Das sahen vier von fünf Richtern aus unterschiedlichen Gründen anders. Für Richter Claude Jeanneret hätte eine solche Informationspflicht allenfalls dann bestanden, wenn der Gemeinderat vom parteiübergreifenden Deal Kenntnis gehabt hätte. Die an der Parteiverhandlung als Zeugen vernommenen BVL-Gemeinderäte – inklusive Peter Gisin – wollten vor der Wahl aber nichts von der Abmachung ihres Parteipräsidenten gewusst haben. Diese Aussagen seien zwar mit Vorsicht zu geniessen, meinte Jeanneret skeptisch. Das Gegenteil sei dennoch nicht nachgewiesen. Folglich könne das Gericht auch keine Verletzung der Informationspflicht feststellen.
Eine solche Pflicht des Gemeinderats wies Kantonsrichter Stephan Schulthess grundsätzlich ab. Bereits der überparteiliche Deal sei eine demokratietechnisch fragwürdige Praxis. Bei Gutheissen der Beschwerde würde das Gericht dieses Vorgehen schützen. «Solche Gentlemen’s Agreements gehören aus der Politik verbannt», so Schulthess. Auch dem Argument des Beschwerdeführers, mit der Richtigstellung betreffend Gisins Rückzug hätten womöglich auch die anderen Parteien eine zusätzliche Kandidatur unterstützt, konnte Schulthess nichts abgewinnen. «Wenn jemand kandidiert, tut er das aufgrund seiner Eignung für das Amt und nicht wegen seiner Wahlchancen.»
«Abkehr von Volkswahl»
Zumindest in einem waren sich die Richter einig. Das Vorgehen der BLV war ein unschöner politischer Winkelzug. Nicht anders sei es zu erklären, dass der abtretende Gisin seinen Entscheid zum Rücktritt Ende November gefasst hatte, die Behörden aber erst am 23. Dezember, dem Tag, als die Einreichefrist für Kandidaturen ablief, darüber informierte. «Niemand kann mir erzählen, dass dies kein politischer Schachzug gewesen ist», sagte Richter Hans Furer und verwies auf seine eigene Erfahrung als ehemaliger Politiker. Er sass zwischen 2011 und 2015 für die Grünliberalen im Baselbieter Landrat.

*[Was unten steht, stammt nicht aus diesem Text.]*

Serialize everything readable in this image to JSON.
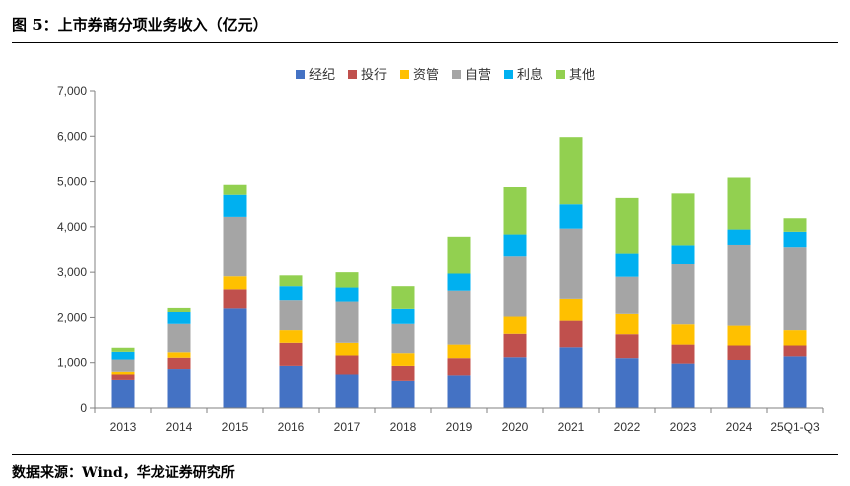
{
  "title": "图 5：上市券商分项业务收入（亿元）",
  "source": "数据来源：Wind，华龙证券研究所",
  "chart_data": {
    "type": "bar",
    "stacked": true,
    "title": "图 5：上市券商分项业务收入（亿元）",
    "xlabel": "",
    "ylabel": "",
    "ylim": [
      0,
      7000
    ],
    "yticks": [
      0,
      1000,
      2000,
      3000,
      4000,
      5000,
      6000,
      7000
    ],
    "ytick_labels": [
      "0",
      "1,000",
      "2,000",
      "3,000",
      "4,000",
      "5,000",
      "6,000",
      "7,000"
    ],
    "grid": false,
    "legend_position": "top-center",
    "categories": [
      "2013",
      "2014",
      "2015",
      "2016",
      "2017",
      "2018",
      "2019",
      "2020",
      "2021",
      "2022",
      "2023",
      "2024",
      "25Q1-Q3"
    ],
    "series": [
      {
        "name": "经纪",
        "color": "#4472C4",
        "values": [
          620,
          860,
          2200,
          930,
          740,
          600,
          720,
          1120,
          1340,
          1100,
          980,
          1060,
          1140
        ]
      },
      {
        "name": "投行",
        "color": "#C0504D",
        "values": [
          120,
          250,
          420,
          510,
          420,
          330,
          380,
          520,
          590,
          530,
          420,
          320,
          240
        ]
      },
      {
        "name": "资管",
        "color": "#FFC000",
        "values": [
          60,
          120,
          290,
          280,
          280,
          280,
          300,
          380,
          480,
          450,
          450,
          440,
          340
        ]
      },
      {
        "name": "自营",
        "color": "#A5A5A5",
        "values": [
          270,
          630,
          1310,
          660,
          910,
          650,
          1190,
          1330,
          1550,
          820,
          1330,
          1780,
          1830
        ]
      },
      {
        "name": "利息",
        "color": "#00B0F0",
        "values": [
          170,
          260,
          490,
          310,
          310,
          330,
          380,
          480,
          540,
          510,
          410,
          340,
          340
        ]
      },
      {
        "name": "其他",
        "color": "#92D050",
        "values": [
          90,
          90,
          220,
          240,
          340,
          500,
          810,
          1050,
          1480,
          1230,
          1150,
          1150,
          300
        ]
      }
    ]
  }
}
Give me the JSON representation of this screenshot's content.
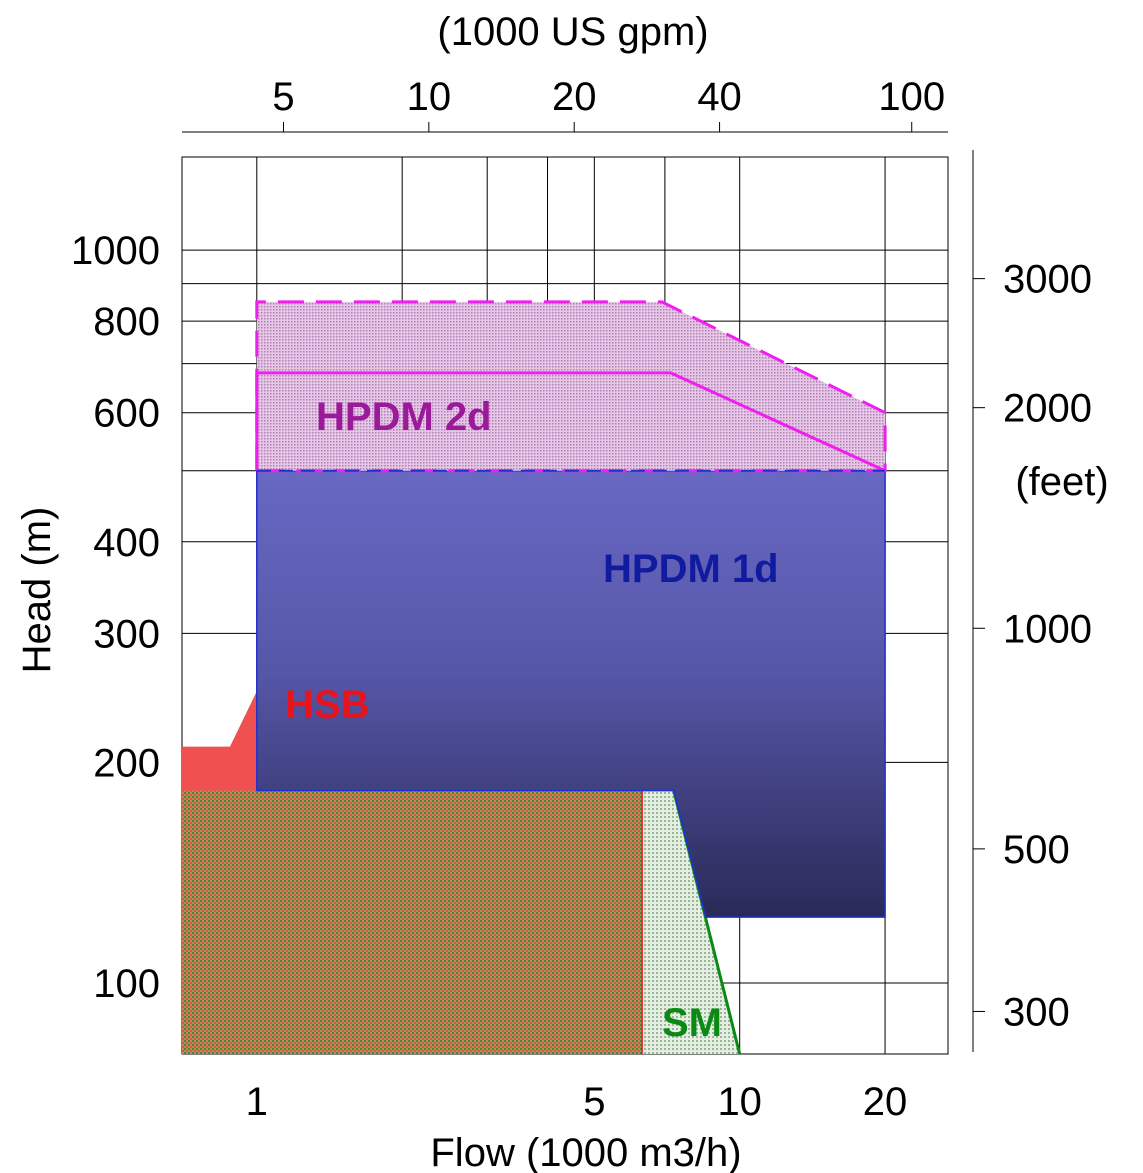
{
  "chart_data": {
    "type": "area",
    "x_axis": {
      "label": "Flow (1000 m3/h)",
      "scale": "log",
      "range": [
        0.7,
        27
      ],
      "ticks": [
        1,
        5,
        10,
        20
      ],
      "tick_labels": [
        "1",
        "5",
        "10",
        "20"
      ],
      "gridlines": [
        1,
        2,
        3,
        4,
        5,
        7,
        10,
        20
      ]
    },
    "x2_axis": {
      "label": "(1000 US gpm)",
      "scale": "log",
      "ticks": [
        5,
        10,
        20,
        40,
        100
      ],
      "tick_labels": [
        "5",
        "10",
        "20",
        "40",
        "100"
      ]
    },
    "y_axis": {
      "label": "Head (m)",
      "scale": "log",
      "range": [
        80,
        1340
      ],
      "ticks": [
        100,
        200,
        300,
        400,
        600,
        800,
        1000
      ],
      "tick_labels": [
        "100",
        "200",
        "300",
        "400",
        "600",
        "800",
        "1000"
      ],
      "gridlines": [
        100,
        200,
        300,
        400,
        500,
        600,
        700,
        800,
        900,
        1000
      ]
    },
    "y2_axis": {
      "label": "(feet)",
      "scale": "log",
      "ticks": [
        300,
        500,
        1000,
        2000,
        3000
      ],
      "tick_labels": [
        "300",
        "500",
        "1000",
        "2000",
        "3000"
      ]
    },
    "grid": true,
    "series": [
      {
        "name": "HPDM 2d",
        "color": "#9a1a9a",
        "polygon": [
          [
            1,
            500
          ],
          [
            1,
            850
          ],
          [
            6.9,
            850
          ],
          [
            20,
            600
          ],
          [
            20,
            500
          ]
        ],
        "inner_line": [
          [
            1,
            500
          ],
          [
            1,
            680
          ],
          [
            7.2,
            680
          ],
          [
            20,
            500
          ]
        ]
      },
      {
        "name": "HPDM 1d",
        "color": "#101ba0",
        "polygon": [
          [
            1,
            500
          ],
          [
            20,
            500
          ],
          [
            20,
            123
          ],
          [
            8.5,
            123
          ],
          [
            7.3,
            183
          ],
          [
            1,
            183
          ]
        ]
      },
      {
        "name": "HSB",
        "color": "#e8141c",
        "polygon": [
          [
            0.7,
            80
          ],
          [
            6.3,
            80
          ],
          [
            6.3,
            183
          ],
          [
            1,
            183
          ],
          [
            1,
            250
          ],
          [
            0.88,
            210
          ],
          [
            0.7,
            210
          ]
        ]
      },
      {
        "name": "SM",
        "color": "#0a8a14",
        "polygon": [
          [
            6.3,
            80
          ],
          [
            10,
            80
          ],
          [
            7.3,
            183
          ],
          [
            6.3,
            183
          ]
        ]
      }
    ]
  }
}
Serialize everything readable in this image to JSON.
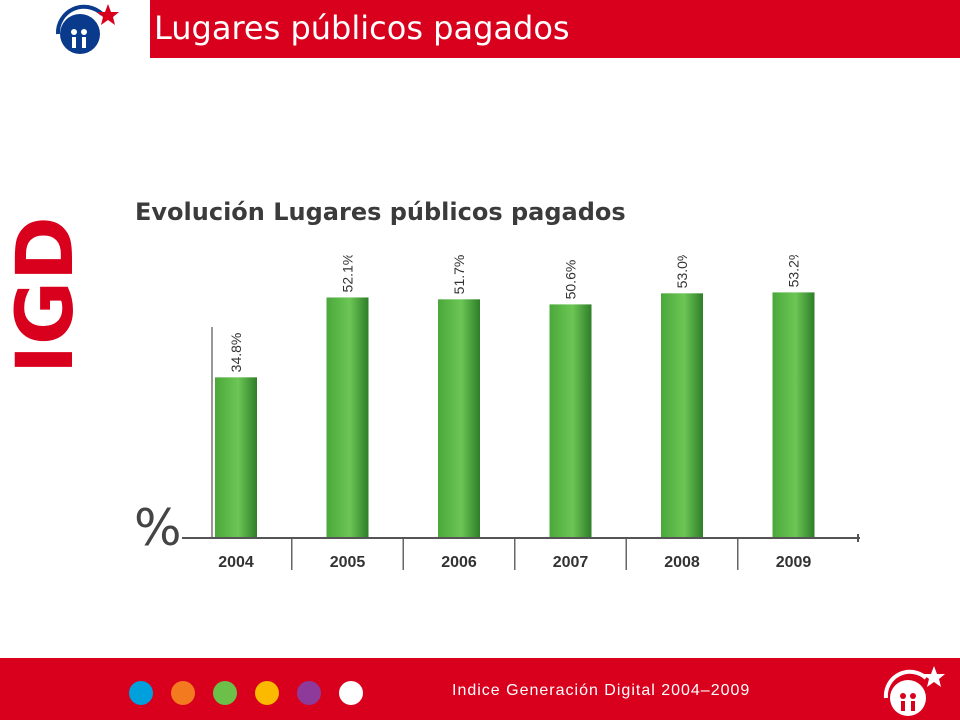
{
  "header": {
    "title": "Lugares públicos pagados"
  },
  "side_logo": {
    "text": "IGD"
  },
  "chart_data": {
    "type": "bar",
    "title": "Evolución Lugares públicos pagados",
    "ylabel": "%",
    "categories": [
      "2004",
      "2005",
      "2006",
      "2007",
      "2008",
      "2009"
    ],
    "values": [
      34.8,
      52.1,
      51.7,
      50.6,
      53.0,
      53.2
    ],
    "data_labels": [
      "34.8%",
      "52.1%",
      "51.7%",
      "50.6%",
      "53.0%",
      "53.2%"
    ],
    "ylim": [
      0,
      60
    ],
    "bar_color": "#5cb848",
    "grid": false
  },
  "footer": {
    "text": "Indice Generación Digital 2004–2009",
    "dot_colors": [
      "#00a0dc",
      "#f47a20",
      "#6cc04a",
      "#fbb900",
      "#8e3a9b",
      "#ffffff"
    ]
  },
  "brand": {
    "red": "#d8001c",
    "blue": "#0a3a8c"
  }
}
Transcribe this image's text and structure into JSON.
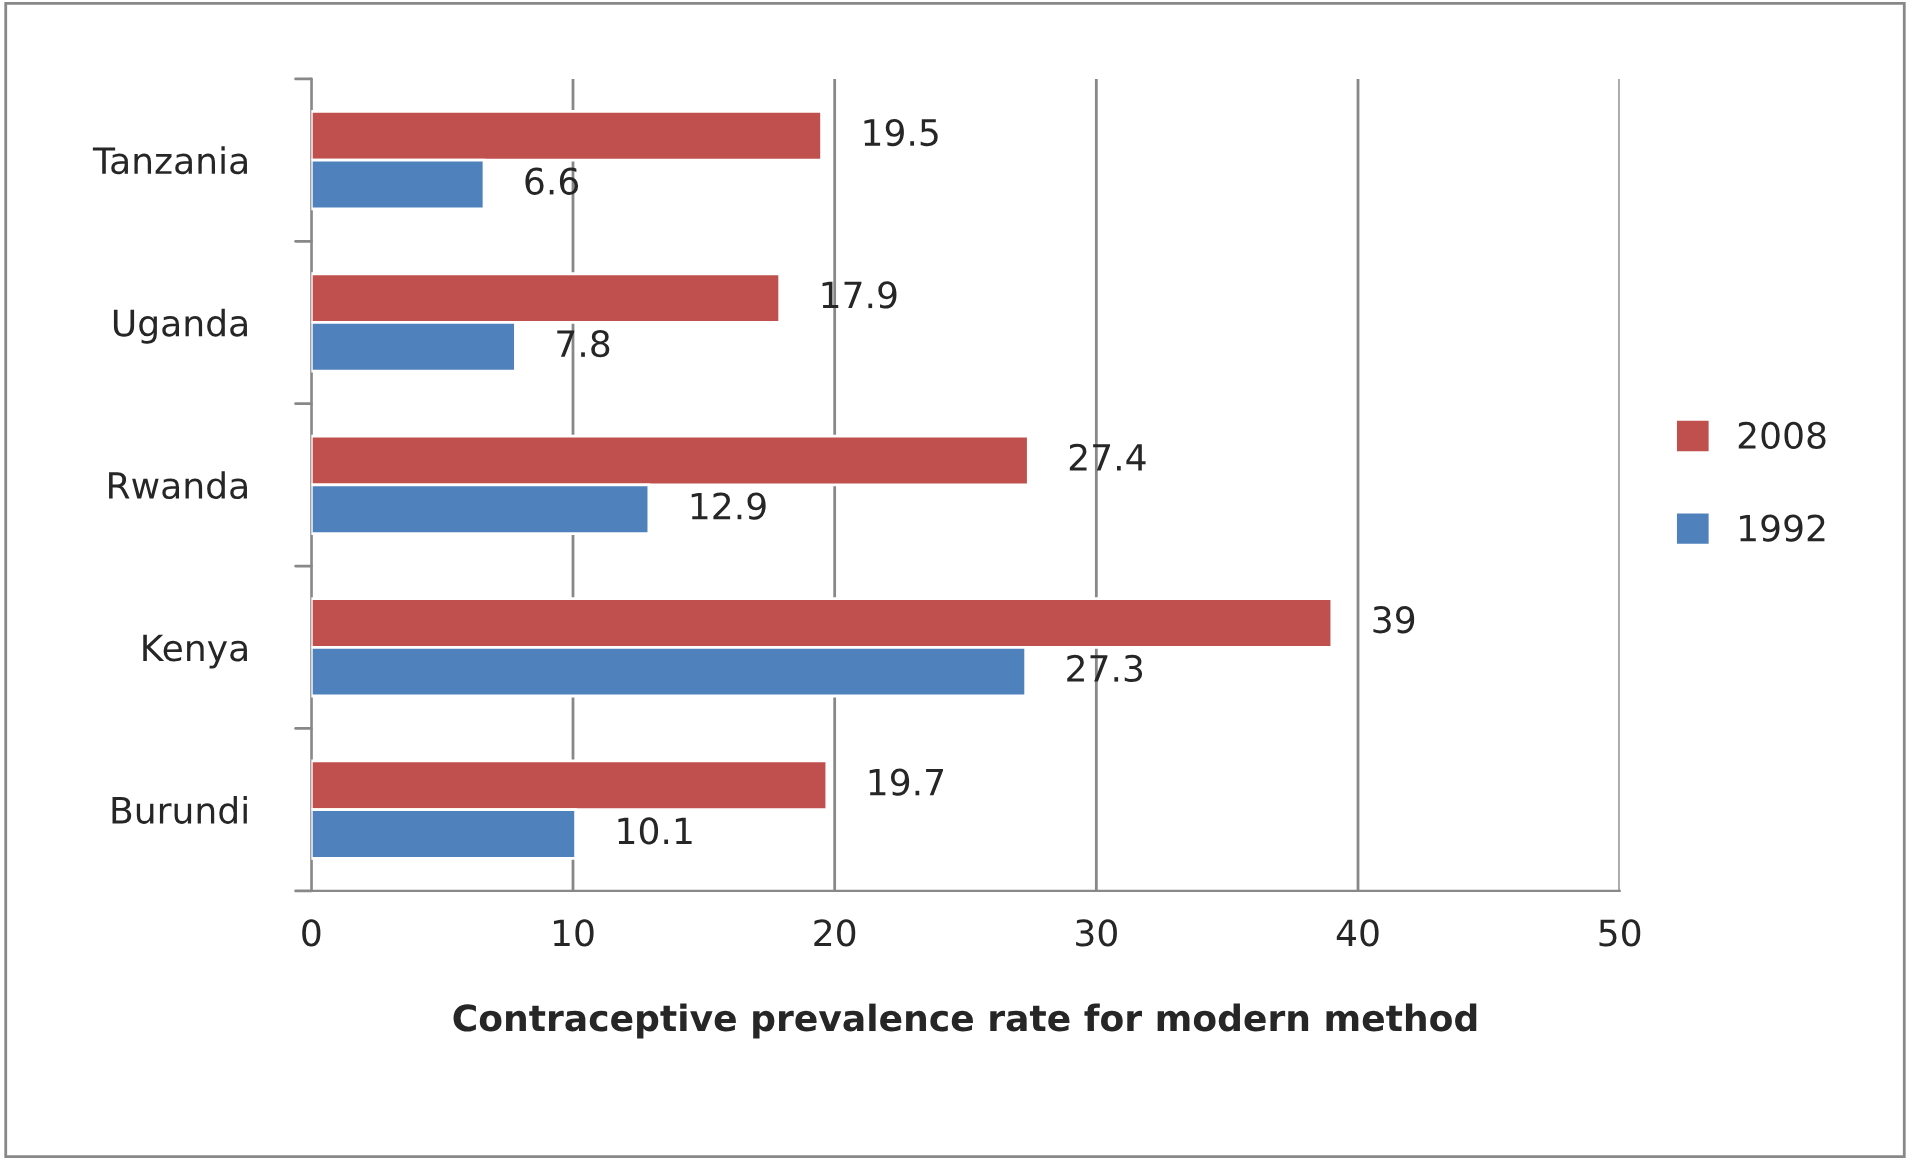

Furer stellte denn auch den Antrag, die Beschwerde gutzuheissen. Allein stille Wahlen seien gemäss Bundesgericht bereits eine Abkehr von der eigentlichen Volkswahl. «Wenn nun zusätzlich Mauscheleien bestehen, ist die von der Bundes- und Kantonsverfassung geschützte Wahlfreiheit nicht mehr garantiert.» Daran ändere auch die Tatsache nichts, dass die Absprache der Parteipräsidenten eine private und nicht öffentlich-rechtliche Angelegenheit sei. «Parteien sind zwar private Gebilde, aber sie haben eine öffentlich-rechtliche Wirkung. Unser ganzes politisches System wird von Parteien organisiert», so Furer. Für ihn war klar: Gisin hätte die Bevölkerung über seinen Rücktritt informieren müssen, um deren freie Wahl zu gewährleisten. Furer blieb indes auf einsamem Posten mit seinem Antrag.